Starc has strong opinions on World Cup axe

Mitchell Starc says he has "strong opinions" over Australia's decision to axe him for their T20 World Cup match against Afghanistan, adamant he wants to be part of the shortest-format team going forward.

Starc sent a clear message in Australia's series-clinching ODI win over England at the SCG on Saturday night, claiming figures of 4-47 in the 72-run win.

Handed back the new ball after losing it early in the T20 World Cup before being dropped, the left-armer swung the Kookaburra early and took two wickets in the opening over.

Australia's decision to leave Starc out against Afghanistan remains one of the most controversial calls in recent memory, with the hosts' tournament on the line and a big win needed.

Coach Andrew McDonald and selector George Bailey claimed the decision was around death bowling, preferring Kane Richardson over the world's former No.1-ranked ODI bowler.

The likes of Shane Watson, Michael Clarke, Mark Waugh, Glenn McGrath and Ian Healy have been among those to be critical of the call, pointing to Starc's record as a noted wicket-taker.

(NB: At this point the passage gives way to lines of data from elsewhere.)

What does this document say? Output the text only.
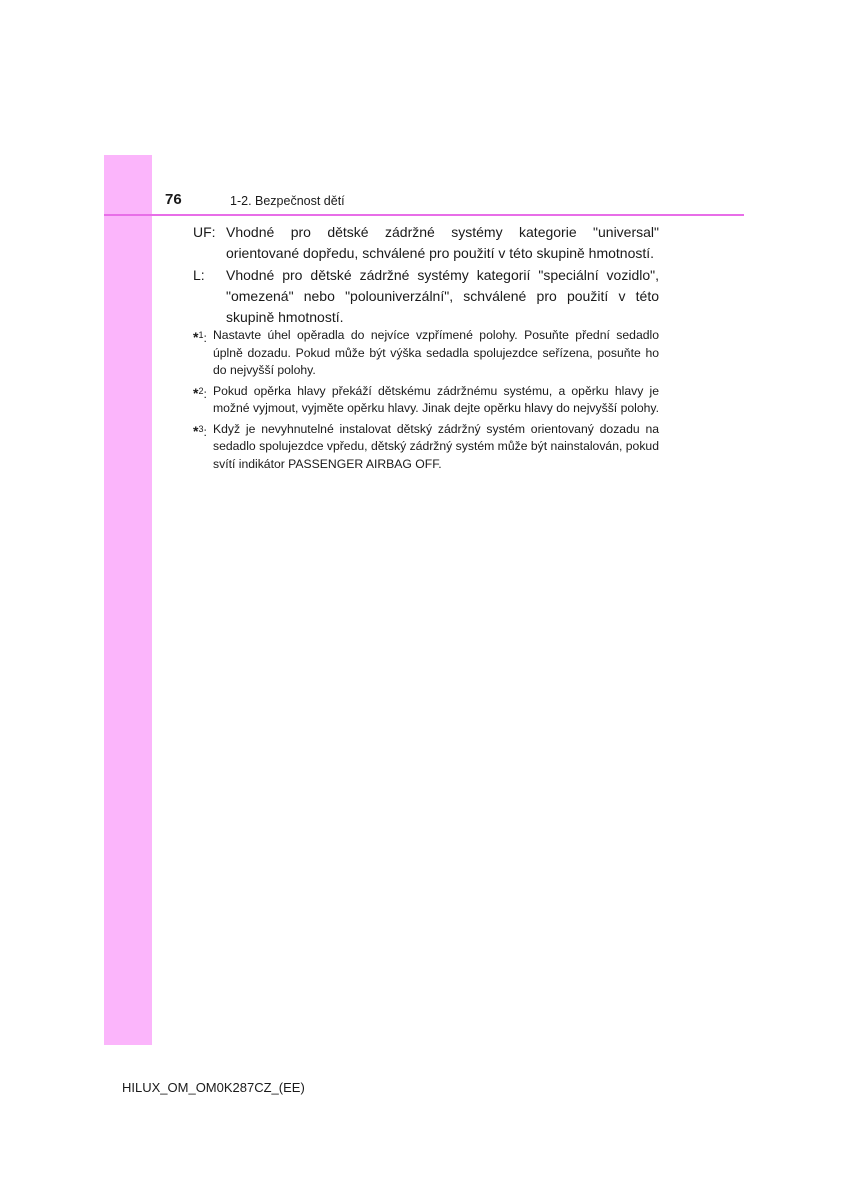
76	1-2. Bezpečnost dětí
UF: Vhodné pro dětské zádržné systémy kategorie "universal" orientované dopředu, schválené pro použití v této skupině hmotností.
L:	Vhodné pro dětské zádržné systémy kategorií "speciální vozidlo", "omezená" nebo "polouniverzální", schválené pro použití v této skupině hmotností.
*$^1$: Nastavte úhel opěradla do nejvíce vzpřímené polohy. Posuňte přední sedadlo úplně dozadu. Pokud může být výška sedadla spolujezdce seřízena, posuňte ho do nejvyšší polohy.
*$^2$: Pokud opěrka hlavy překáží dětskému zádržnému systému, a opěrku hlavy je možné vyjmout, vyjměte opěrku hlavy. Jinak dejte opěrku hlavy do nejvyšší polohy.
*$^3$: Když je nevyhnutelné instalovat dětský zádržný systém orientovaný dozadu na sedadlo spolujezdce vpředu, dětský zádržný systém může být nainstalován, pokud svítí indikátor PASSENGER AIRBAG OFF.
HILUX_OM_OM0K287CZ_(EE)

Speaking for the first time since the axing, Starc stopped short of slamming the decision but made clear he had voiced his opinions in a conversation with Bailey.

"George and I have spoken and that is where it will stay," Starc said.

"I had strong opinions on it and had a conversation, and that's where it is."

Asked whether he wanted to return to the T20 team at the 2024 World Cup, Starc indicated he did while noting it was nine months to Australia's next game in the format.

"Yeah, why not?" he said.

"I spoke to George at length, it was a good conversation. Many different things were floated there.

"I still have ambitions to play T20 cricket for Australia but it is a long time to the next one and a lot of water to go under the bridge.

"So we will face that when we get to that."

Regardless, Starc defended Australia's failed campaign, arguing that they had lost as many games as when they lifted the trophy one year earlier in the UAE.

He also defended his own bowling, claiming it had been fine with the exception of the opening over against New Zealand in Australia's first game which ultimately cost him the new ball.

But he disagreed on the suggestion that he would be better off playing in the Indian Premier League, amid suggestions it had left him underdone in T20s for Australia.

"It may have, but if I'd gone in there and having no break and playing 12 months of the year, what does that affect?" Starc said.

"Does affect my body? Do I break down? Does it affect my red-ball cricket?

"You can't just sit there and go 'he should go to the IPL' because he'd be a better T20 bowler.

"What's the downside of that? Do I give away a format of the game because I'm playing 12 months of the year?

"In my mind I don't regret any of those decisions not to go."